AWS Macie is an intelligent threat detection service for AWS S3. As we all know, S3 security is one of the main points of the AWS environment. Macie gives us an overview of the S3 bucket security posture, monitors API calls related to S3, and raises alarms for potential threats. It could find your API keys uploaded to S3 buckets by mistake on the development process, it could detect personally identifiable info (credit card number, addresses, etc.) and it can detect your data being stolen.

AWS Key Management Service (KMS)

Image shows AWS Key Management Service

AWS KMS is a service that enables you to easily create and manage the keys used for cryptographic operations. It supports symmetric and asymmetric encryption. KMS has FIPS 140-2 Level 3 compliance. Lots of AWS services (EC2, RDS, S3, etc.) could be integrated with KMS. It provides data integrity and confidentiality in the AWS environment with CloudHSM components.

AWS CloudHSM

AWS CloudHSM is a cloud-based dedicated hardware module for your encryption key management. Companies that have regulatory compliance requirements should use CloudHSM. CloudHSM meets FIPS 140-2 Level 3 security requirement standards. It is more expensive than other AWS security services, so you need to determine your needs for your environments.

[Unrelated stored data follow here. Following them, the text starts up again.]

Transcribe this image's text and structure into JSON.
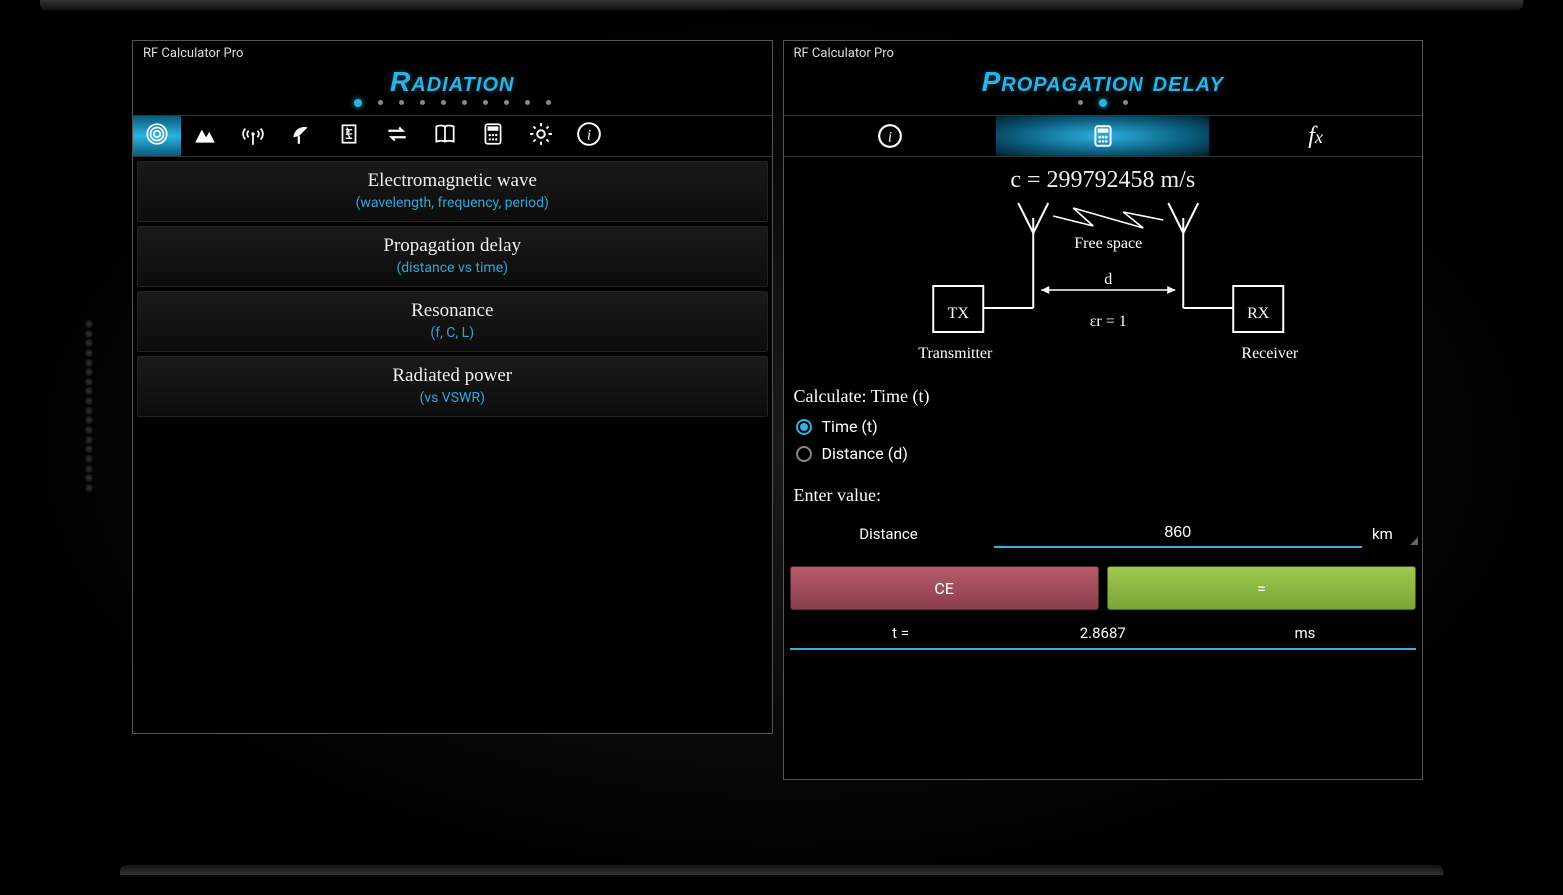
{
  "left": {
    "app_title": "RF Calculator Pro",
    "section_title": "Radiation",
    "dots_total": 10,
    "dots_active": 0,
    "tabs": [
      "radiation",
      "terrain",
      "antenna",
      "dish",
      "power",
      "convert",
      "book",
      "calculator",
      "settings",
      "info"
    ],
    "tabs_active": 0,
    "items": [
      {
        "title": "Electromagnetic wave",
        "sub": "(wavelength, frequency, period)"
      },
      {
        "title": "Propagation delay",
        "sub": "(distance vs time)"
      },
      {
        "title": "Resonance",
        "sub": "(f, C, L)"
      },
      {
        "title": "Radiated power",
        "sub": "(vs VSWR)"
      }
    ]
  },
  "right": {
    "app_title": "RF Calculator Pro",
    "section_title": "Propagation delay",
    "dots_total": 3,
    "dots_active": 1,
    "tabs_active": 1,
    "formula_c": "c = 299792458 m/s",
    "diagram": {
      "free_space": "Free space",
      "tx": "TX",
      "rx": "RX",
      "transmitter": "Transmitter",
      "receiver": "Receiver",
      "d": "d",
      "er": "εr = 1"
    },
    "calculate_label": "Calculate: Time (t)",
    "radio_time": "Time (t)",
    "radio_distance": "Distance (d)",
    "radio_selected": "time",
    "enter_label": "Enter value:",
    "input": {
      "label": "Distance",
      "value": "860",
      "unit": "km"
    },
    "buttons": {
      "ce": "CE",
      "eq": "="
    },
    "result": {
      "label": "t =",
      "value": "2.8687",
      "unit": "ms"
    }
  }
}
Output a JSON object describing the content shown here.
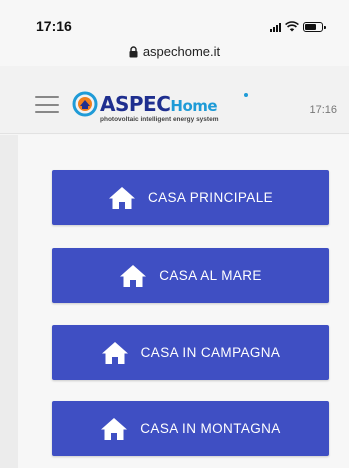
{
  "status_bar": {
    "time": "17:16",
    "signal_icon": "signal-bars-icon",
    "wifi_icon": "wifi-icon",
    "battery_icon": "battery-icon"
  },
  "browser": {
    "url": "aspechome.it",
    "secure_icon": "lock-icon"
  },
  "header": {
    "menu_icon": "hamburger-menu-icon",
    "logo": {
      "brand_main": "ASPEC",
      "brand_sub": "Home",
      "tagline": "photovoltaic intelligent energy system"
    },
    "time": "17:16"
  },
  "houses": [
    {
      "label": "CASA PRINCIPALE",
      "icon": "house-icon"
    },
    {
      "label": "CASA AL MARE",
      "icon": "house-icon"
    },
    {
      "label": "CASA IN CAMPAGNA",
      "icon": "house-icon"
    },
    {
      "label": "CASA IN MONTAGNA",
      "icon": "house-icon"
    }
  ],
  "colors": {
    "button_bg": "#3f4fc3",
    "button_text": "#ffffff",
    "brand_dark_blue": "#1f2f8f",
    "brand_light_blue": "#1f9bd7"
  }
}
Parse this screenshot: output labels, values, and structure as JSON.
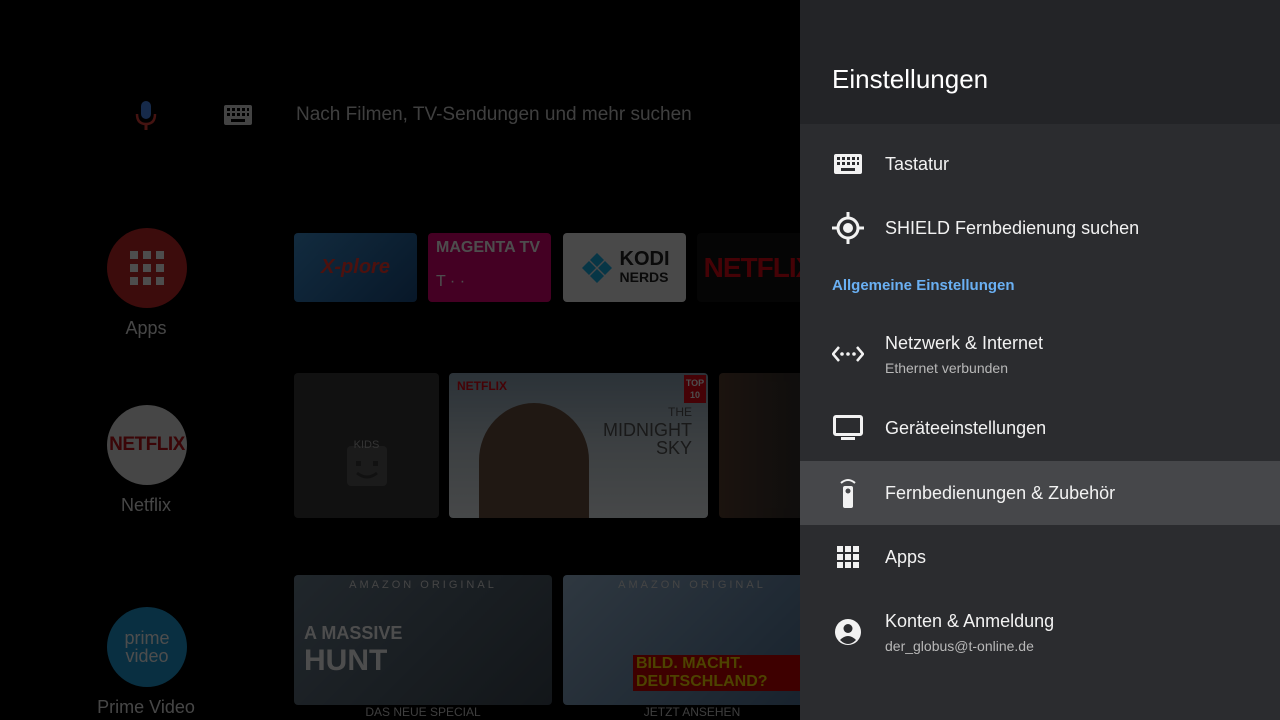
{
  "home": {
    "search": {
      "placeholder": "Nach Filmen, TV-Sendungen und mehr suchen"
    },
    "channels": [
      {
        "label": "Apps"
      },
      {
        "label": "Netflix",
        "logo": "NETFLIX"
      },
      {
        "label": "Prime Video",
        "logo_line1": "prime",
        "logo_line2": "video"
      }
    ],
    "favorite_apps": [
      {
        "name": "Xplore",
        "logo": "X-plore"
      },
      {
        "name": "Magenta TV",
        "logo": "MAGENTA TV",
        "sub": "T · ·"
      },
      {
        "name": "Kodi Nerds",
        "logo": "KODI",
        "sub": "NERDS"
      },
      {
        "name": "Netflix",
        "logo": "NETFLIX"
      }
    ],
    "netflix_row": {
      "kids": "KIDS",
      "netflix_badge": "NETFLIX",
      "top10": "TOP 10",
      "title_line1": "THE",
      "title_line2": "MIDNIGHT",
      "title_line3": "SKY"
    },
    "prime_row": [
      {
        "badge": "AMAZON ORIGINAL",
        "title_line1": "A MASSIVE",
        "title_line2": "HUNT",
        "caption": "DAS NEUE SPECIAL"
      },
      {
        "badge": "AMAZON ORIGINAL",
        "title": "BILD. MACHT. DEUTSCHLAND?",
        "caption": "JETZT ANSEHEN"
      }
    ]
  },
  "settings": {
    "title": "Einstellungen",
    "items_top": [
      {
        "title": "Tastatur",
        "icon": "keyboard-icon"
      },
      {
        "title": "SHIELD Fernbedienung suchen",
        "icon": "locate-icon"
      }
    ],
    "section_label": "Allgemeine Einstellungen",
    "items_general": [
      {
        "title": "Netzwerk & Internet",
        "subtitle": "Ethernet verbunden",
        "icon": "network-icon"
      },
      {
        "title": "Geräteeinstellungen",
        "icon": "tv-icon"
      },
      {
        "title": "Fernbedienungen & Zubehör",
        "icon": "remote-icon",
        "focused": true
      },
      {
        "title": "Apps",
        "icon": "apps-grid-icon"
      },
      {
        "title": "Konten & Anmeldung",
        "subtitle": "der_globus@t-online.de",
        "icon": "account-icon"
      }
    ]
  },
  "colors": {
    "panel_bg": "#2b2c2f",
    "panel_header_bg": "#232427",
    "focus_bg": "#46474a",
    "section_accent": "#6ab0f3"
  }
}
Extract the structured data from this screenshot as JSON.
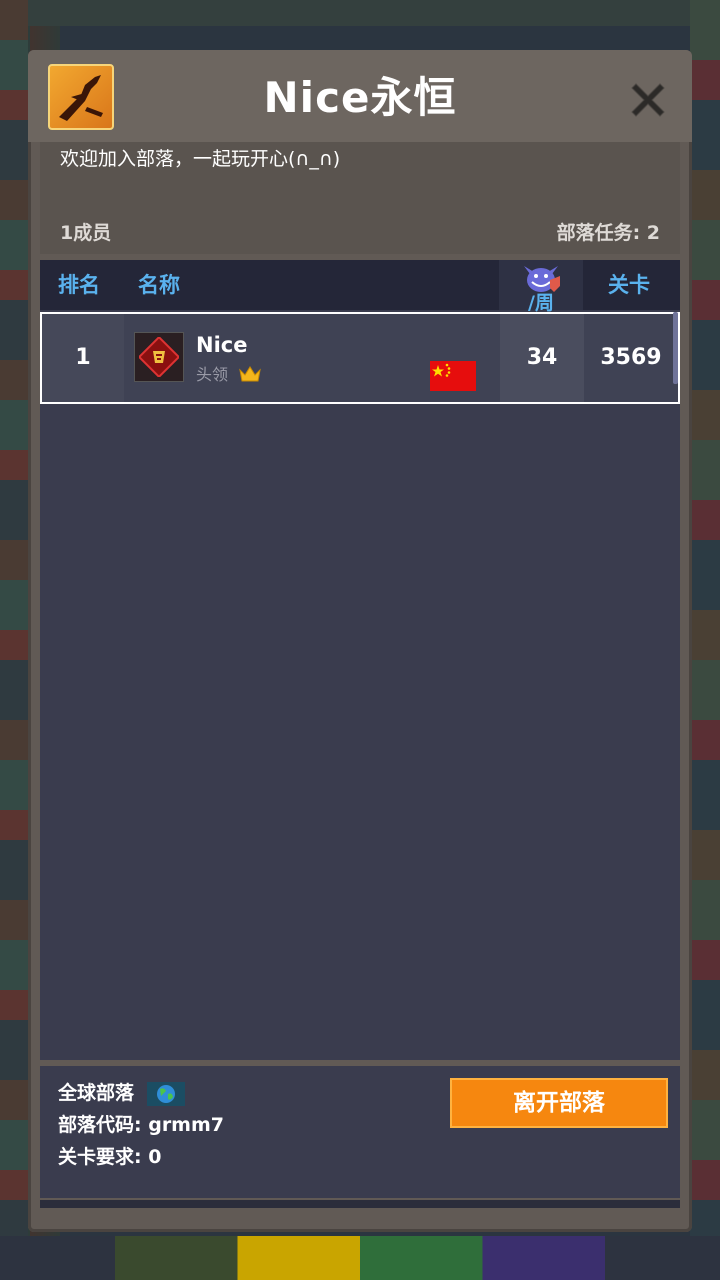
{
  "clan": {
    "name": "Nice永恒",
    "description": "欢迎加入部落，一起玩开心(∩_∩)",
    "member_count_label": "1成员",
    "tasks_label": "部落任务: 2"
  },
  "table": {
    "headers": {
      "rank": "排名",
      "name": "名称",
      "weekly": "/周",
      "level": "关卡"
    },
    "rows": [
      {
        "rank": "1",
        "name": "Nice",
        "role": "头领",
        "weekly": "34",
        "level": "3569",
        "flag": "china-flag-icon"
      }
    ]
  },
  "footer": {
    "global_clan_label": "全球部落",
    "clan_code_label": "部落代码: grmm7",
    "level_requirement_label": "关卡要求: 0",
    "leave_button_label": "离开部落"
  },
  "colors": {
    "accent_blue": "#5ab2ee",
    "leave_button": "#f6870f",
    "panel": "#615a55",
    "table_bg": "#3a3c4e"
  }
}
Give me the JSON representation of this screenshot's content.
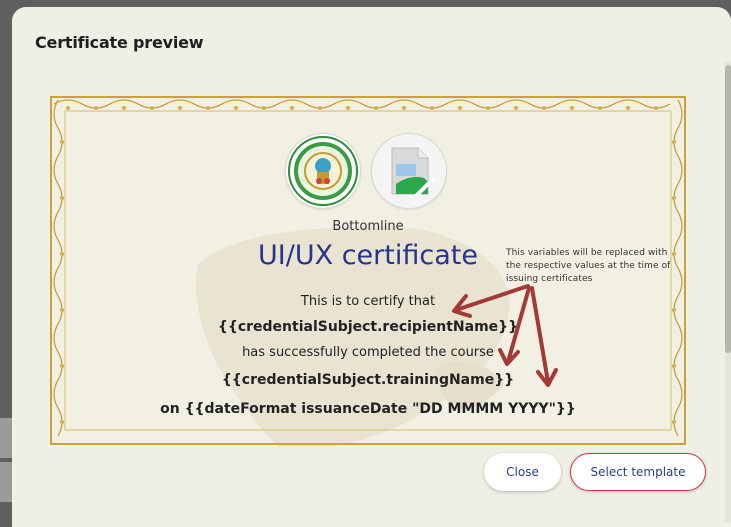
{
  "modal": {
    "title": "Certificate preview"
  },
  "certificate": {
    "issuer_name": "Bottomline",
    "title": "UI/UX certificate",
    "line_certify": "This is to certify that",
    "recipient_variable": "{{credentialSubject.recipientName}}",
    "line_completed": "has successfully completed the course",
    "training_variable": "{{credentialSubject.trainingName}}",
    "date_line": "on {{dateFormat issuanceDate \"DD MMMM  YYYY\"}}",
    "seal_logo_icon": "government-seal-icon",
    "second_logo_icon": "broken-image-icon"
  },
  "annotation": {
    "note": "This variables will be replaced with the respective values at the time of issuing certificates",
    "arrow_color": "#a33a36"
  },
  "footer": {
    "close_label": "Close",
    "select_label": "Select template"
  },
  "colors": {
    "title_blue": "#27338c",
    "accent_red": "#c8383f",
    "border_gold": "#c9a23c"
  }
}
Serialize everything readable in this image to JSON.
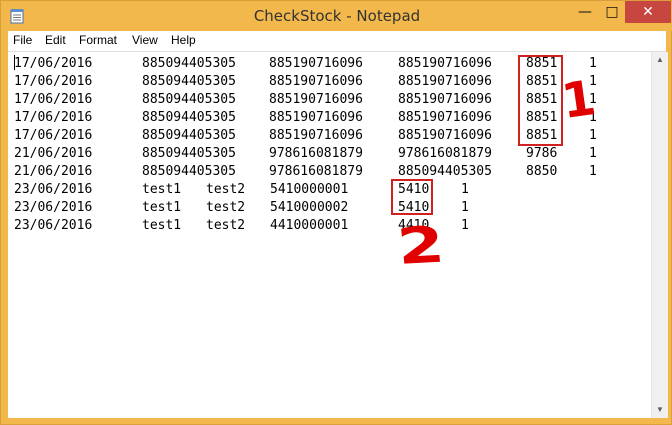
{
  "window": {
    "title": "CheckStock - Notepad",
    "controls": {
      "minimize": "—",
      "maximize": "□",
      "close": "✕"
    }
  },
  "menu": [
    "File",
    "Edit",
    "Format",
    "View",
    "Help"
  ],
  "colors": {
    "title_bar": "#f2b84b",
    "close_button": "#c7463f",
    "annotation": "#e00000"
  },
  "lines": [
    [
      "17/06/2016",
      "885094405305",
      "885190716096",
      "885190716096",
      "8851",
      "1"
    ],
    [
      "17/06/2016",
      "885094405305",
      "885190716096",
      "885190716096",
      "8851",
      "1"
    ],
    [
      "17/06/2016",
      "885094405305",
      "885190716096",
      "885190716096",
      "8851",
      "1"
    ],
    [
      "17/06/2016",
      "885094405305",
      "885190716096",
      "885190716096",
      "8851",
      "1"
    ],
    [
      "17/06/2016",
      "885094405305",
      "885190716096",
      "885190716096",
      "8851",
      "1"
    ],
    [
      "21/06/2016",
      "885094405305",
      "978616081879",
      "978616081879",
      "9786",
      "1"
    ],
    [
      "21/06/2016",
      "885094405305",
      "978616081879",
      "885094405305",
      "8850",
      "1"
    ],
    [
      "23/06/2016",
      "test1",
      "test2",
      "5410000001",
      "5410",
      "1"
    ],
    [
      "23/06/2016",
      "test1",
      "test2",
      "5410000002",
      "5410",
      "1"
    ],
    [
      "23/06/2016",
      "test1",
      "test2",
      "4410000001",
      "4410",
      "1"
    ]
  ],
  "annotations": {
    "marker_1": "1",
    "marker_2": "2"
  }
}
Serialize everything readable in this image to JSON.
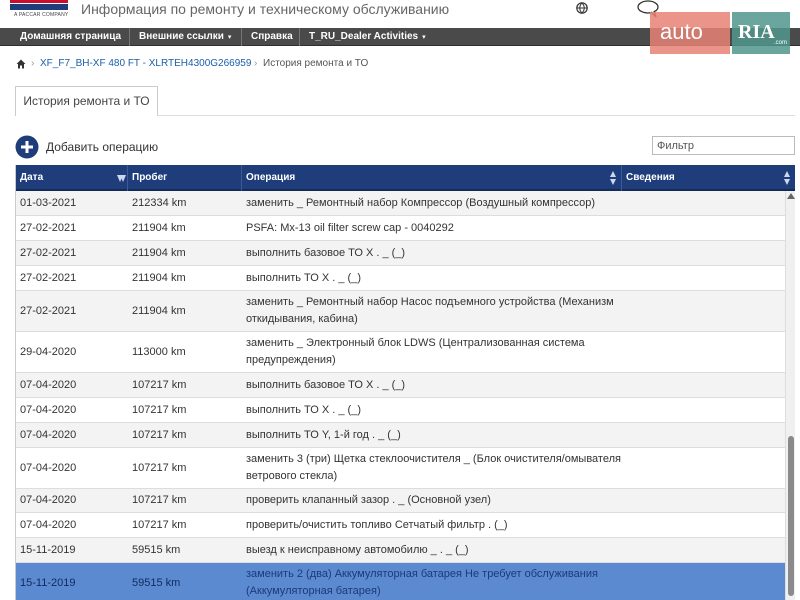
{
  "header": {
    "logo_text": "DAF",
    "logo_sub": "A PACCAR COMPANY",
    "app_title": "Информация по ремонту и техническому обслуживанию",
    "brand_color": "#1f3d7a"
  },
  "watermark": {
    "left": "auto",
    "right": "RIA",
    "domain": ".com"
  },
  "nav": {
    "items": [
      {
        "label": "Домашняя страница"
      },
      {
        "label": "Внешние ссылки",
        "caret": "▾"
      },
      {
        "label": "Справка"
      },
      {
        "label": "T_RU_Dealer Activities",
        "caret": "▾"
      }
    ]
  },
  "breadcrumb": {
    "sep": "›",
    "link": "XF_F7_BH-XF 480 FT - XLRTEH4300G266959",
    "current": "История ремонта и ТО"
  },
  "tab": {
    "label": "История ремонта и ТО"
  },
  "toolbar": {
    "add_label": "Добавить операцию",
    "filter_placeholder": "Фильтр"
  },
  "table": {
    "columns": [
      "Дата",
      "Пробег",
      "Операция",
      "Сведения"
    ],
    "header_color": "#1f3d7a",
    "selected_color": "#5b8ad1",
    "rows": [
      {
        "date": "01-03-2021",
        "km": "212334 km",
        "op": "заменить _ Ремонтный набор Компрессор (Воздушный компрессор)",
        "info": ""
      },
      {
        "date": "27-02-2021",
        "km": "211904 km",
        "op": "PSFA: Mx-13 oil filter screw cap - 0040292",
        "info": ""
      },
      {
        "date": "27-02-2021",
        "km": "211904 km",
        "op": "выполнить базовое ТО X . _ (_)",
        "info": ""
      },
      {
        "date": "27-02-2021",
        "km": "211904 km",
        "op": "выполнить ТО X . _ (_)",
        "info": ""
      },
      {
        "date": "27-02-2021",
        "km": "211904 km",
        "op": "заменить _ Ремонтный набор Насос подъемного устройства (Механизм откидывания, кабина)",
        "info": ""
      },
      {
        "date": "29-04-2020",
        "km": "113000 km",
        "op": "заменить _ Электронный блок LDWS (Централизованная система предупреждения)",
        "info": ""
      },
      {
        "date": "07-04-2020",
        "km": "107217 km",
        "op": "выполнить базовое ТО X . _ (_)",
        "info": ""
      },
      {
        "date": "07-04-2020",
        "km": "107217 km",
        "op": "выполнить ТО X . _ (_)",
        "info": ""
      },
      {
        "date": "07-04-2020",
        "km": "107217 km",
        "op": "выполнить ТО Y, 1-й год . _ (_)",
        "info": ""
      },
      {
        "date": "07-04-2020",
        "km": "107217 km",
        "op": "заменить 3 (три) Щетка стеклоочистителя _ (Блок очистителя/омывателя ветрового стекла)",
        "info": ""
      },
      {
        "date": "07-04-2020",
        "km": "107217 km",
        "op": "проверить клапанный зазор . _ (Основной узел)",
        "info": ""
      },
      {
        "date": "07-04-2020",
        "km": "107217 km",
        "op": "проверить/очистить топливо Сетчатый фильтр . (_)",
        "info": ""
      },
      {
        "date": "15-11-2019",
        "km": "59515 km",
        "op": "выезд к неисправному автомобилю _ . _ (_)",
        "info": ""
      },
      {
        "date": "15-11-2019",
        "km": "59515 km",
        "op": "заменить 2 (два) Аккумуляторная батарея Не требует обслуживания (Аккумуляторная батарея)",
        "info": ""
      }
    ]
  }
}
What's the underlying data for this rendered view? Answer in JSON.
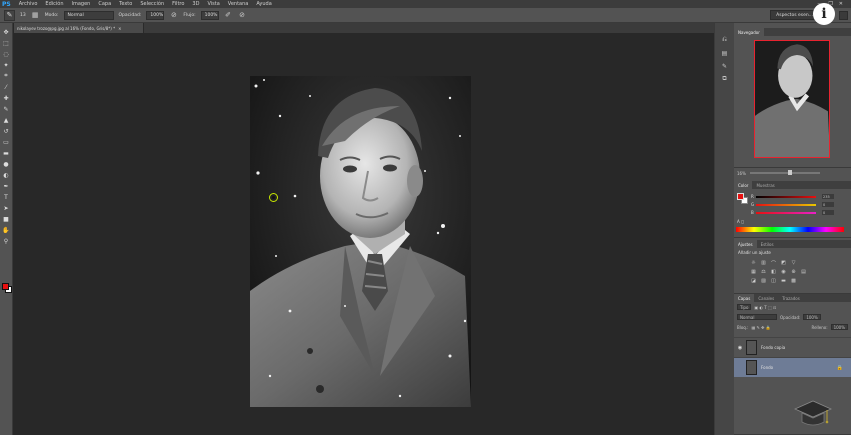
{
  "menu": {
    "app_logo": "PS",
    "items": [
      "Archivo",
      "Edición",
      "Imagen",
      "Capa",
      "Texto",
      "Selección",
      "Filtro",
      "3D",
      "Vista",
      "Ventana",
      "Ayuda"
    ],
    "window_controls": [
      "—",
      "❐",
      "✕"
    ]
  },
  "options": {
    "brush_size": "13",
    "mode_label": "Modo:",
    "mode_value": "Normal",
    "opacity_label": "Opacidad:",
    "opacity_value": "100%",
    "flow_label": "Flujo:",
    "flow_value": "100%",
    "workspace": "Aspectos esen..."
  },
  "document": {
    "tab_title": "nikolayev trozo@pg.jpg al 16% (Fondo, Gris/8*) *",
    "close": "×"
  },
  "navigator": {
    "tab": "Navegador",
    "zoom": "16%"
  },
  "color_panel": {
    "tabs": [
      "Color",
      "Muestras"
    ],
    "channels": [
      {
        "label": "R",
        "value": "235",
        "color": "#e81010"
      },
      {
        "label": "G",
        "value": "0",
        "color": "#e8c800"
      },
      {
        "label": "B",
        "value": "0",
        "color": "#e820c8"
      }
    ]
  },
  "adjustments": {
    "tabs": [
      "Ajustes",
      "Estilos"
    ],
    "title": "Añadir un ajuste"
  },
  "layers": {
    "tabs": [
      "Capas",
      "Canales",
      "Trazados"
    ],
    "kind_label": "Tipo",
    "blend": "Normal",
    "opacity_label": "Opacidad:",
    "opacity": "100%",
    "lock_label": "Bloq.:",
    "fill_label": "Relleno:",
    "fill": "100%",
    "items": [
      {
        "name": "Fondo copia",
        "visible": true,
        "active": false
      },
      {
        "name": "Fondo",
        "visible": false,
        "active": true
      }
    ]
  },
  "colors": {
    "foreground": "#e81010",
    "background": "#ffffff",
    "selection_highlight": "#6e7c96",
    "navigator_frame": "#e8232f"
  }
}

AWS Certificate Manager (ACM)

Image shows aws certificate manager

AWS ACM is a manager for your SSL/TLS certificates in the AWS environment. It manages to validate and configure SSL/TLS certificates. Server certificates (EC2, ECS, CloudFront), client certificates (API GW client certificates), IoT device certificates (for mutual authentication) are managed by the AWS certificate manager.

Image shows aws incident response services

AWS Secrets Manager

AWS Secrets Manager provides a secure area for storing secrets such as passwords, user credentials, third-party keys, or any sensitive information. In this secure area, all secrets could be stored, managed, and rotated regularly. The most common scenario for the AWS Secrets Manager usage is creating a secret and using this for the RDS connections.

CloudEndure Disaster Recovery

CloudEndure Disaster Recovery provides customers to shift their disaster recovery strategy to AWS from existing physical or virtual data centers, private clouds, or other public clouds. It also supports cross-region / cross-AZ disaster recovery in AWS.

AWS Detective

At AWS re:invent 2019 event, AWS announced a preview of Amazon Detective. When there is a security finding that you want to find the root cause and take action, AWS Detective comes to mind. AWS Detective uses machine learning, statistical analysis, threat intelligence tools to make sense of potential security issues.

In the next weeks, we will talk about these AWS security services deeply one by one. We will do some basic PoC designs on different user scenarios. Until then, please stay safe in the cloud!